With a population of 8,230,000, Nanjing is the capital of Jiangsu Province in the People’s Republic of China and the second biggest city in the east China area. It has long been a significant center of culture, education, science, politics, economics, transportation networks, and tourism, and it constitutionally remains the capital of the Republic of China, which lost the mainland during the civil war.
From the third century AD through 1949, the city played an important role in Chinese history and culture, serving as the capital of successive Chinese dynasties, kingdoms, and republican administrations. Prior to the introduction of pinyin romanization, the city name of Nanjing was spelt Nanking or Nankin. Nanjing had many previous names, and some of them are currently used as district names in the city, such as Jiangning, whose former character Jiang (, River) is the former portion of the name Jiangsu and later character Ning (, simplified version, Peace) is the short name of Nanjing. When referring to the capital of a state, such as the ROC, Jing is used as an abbreviation for Nanjing. Although Nanjing was chosen as the Chinese national capital as early as the Jin dynasty, the name Nanjing was given to the city around a thousand years later, in the Ming dynasty. Nanjing is also known as Jinling or Ginling (, meaning “Gold Mountain”), a name that has been used since the Warring States Period of the Zhou Dynasty.
Nanjing, located in the Yangtze River Delta in the heart of east China, is home to one of the world’s major inland ports. Nanjing is also one of the fifteen sub-provincial cities in the administrative framework of the People’s Republic of China, with jurisdictional and economic autonomy comparable to that of a province. Nanjing was placed seventh in the National Statistics Bureau’s study of “Cities with Strongest Comprehensive Strength,” and second in the Yangtze River Delta’s evaluation of cities with the most sustainable growth potential.

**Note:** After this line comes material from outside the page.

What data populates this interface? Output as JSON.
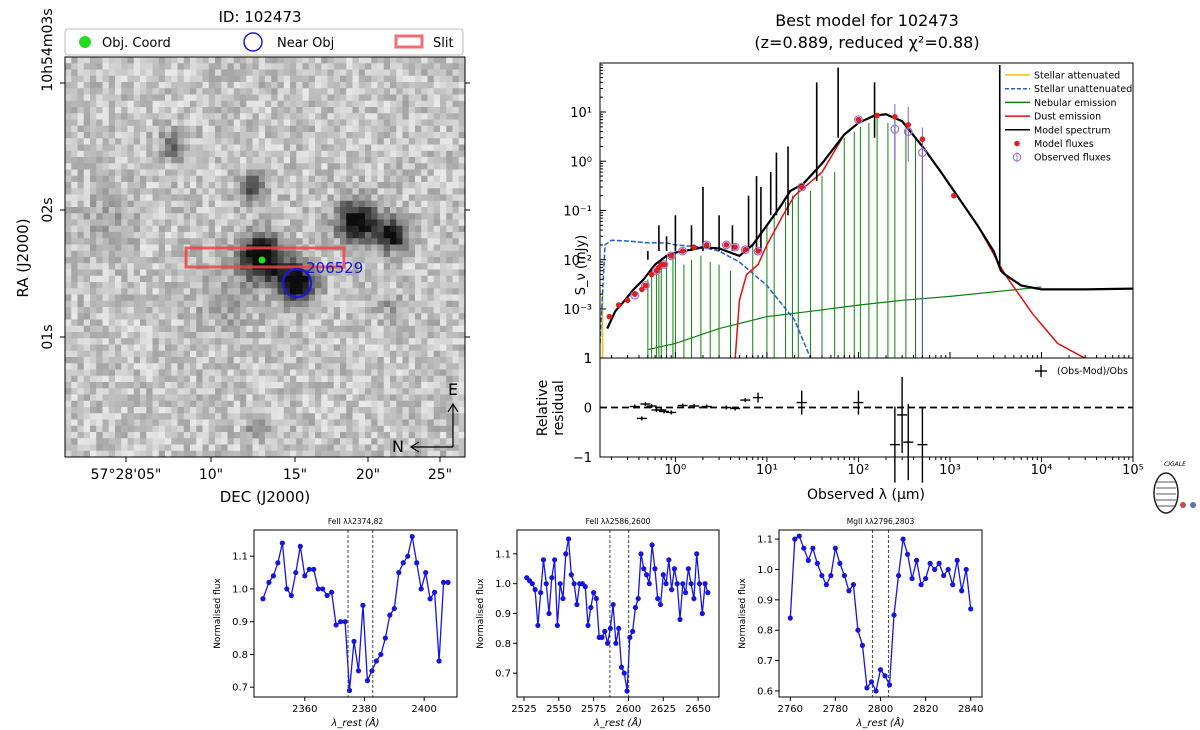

It has also received the 2008 Chinese Habitat Scroll of Honour, the Special UN Habitat Scroll of Honour Award, and the National Civilized City designation. Nanjing has several high-quality universities and research centers, with the city placing third in terms of the number of universities included in the 100 National Key Universities, including Nanjing University. The ratio of college students to total population is the highest in the country among metropolitan cities. According to Nature Index, Nanjing is one of the top three Chinese research cities.
Nanjing, one of the nation’s most significant cities for over a thousand years, is acknowledged as one of China’s Four Great Ancient Capitals, and had been the world’s biggest city aggregately for hundreds of years, enjoying peace and prosperity as well as bearing wars and tragedies.
After the establishment of the People’s Republic of China, it served as the capital city of Jiangsu province, and it is now the titular capital of the Republic of China, housing several of its key cultural buildings, including the Presidential Palace and the Sun Yat-sen Mausoleum. Fuzimiao, Ming Palace, Chaotian Palace, Porcelain Tower, Drum Tower, Stone City, City Wall, Qinhuai River, Xuanwu Lake, and Purple Mountain are some of Nanjing’s most notable human historical landscapes, mountains, and rivers. Nanjing Library, Nanjing Museum, and Art Museum are among the city’s most important cultural institutions.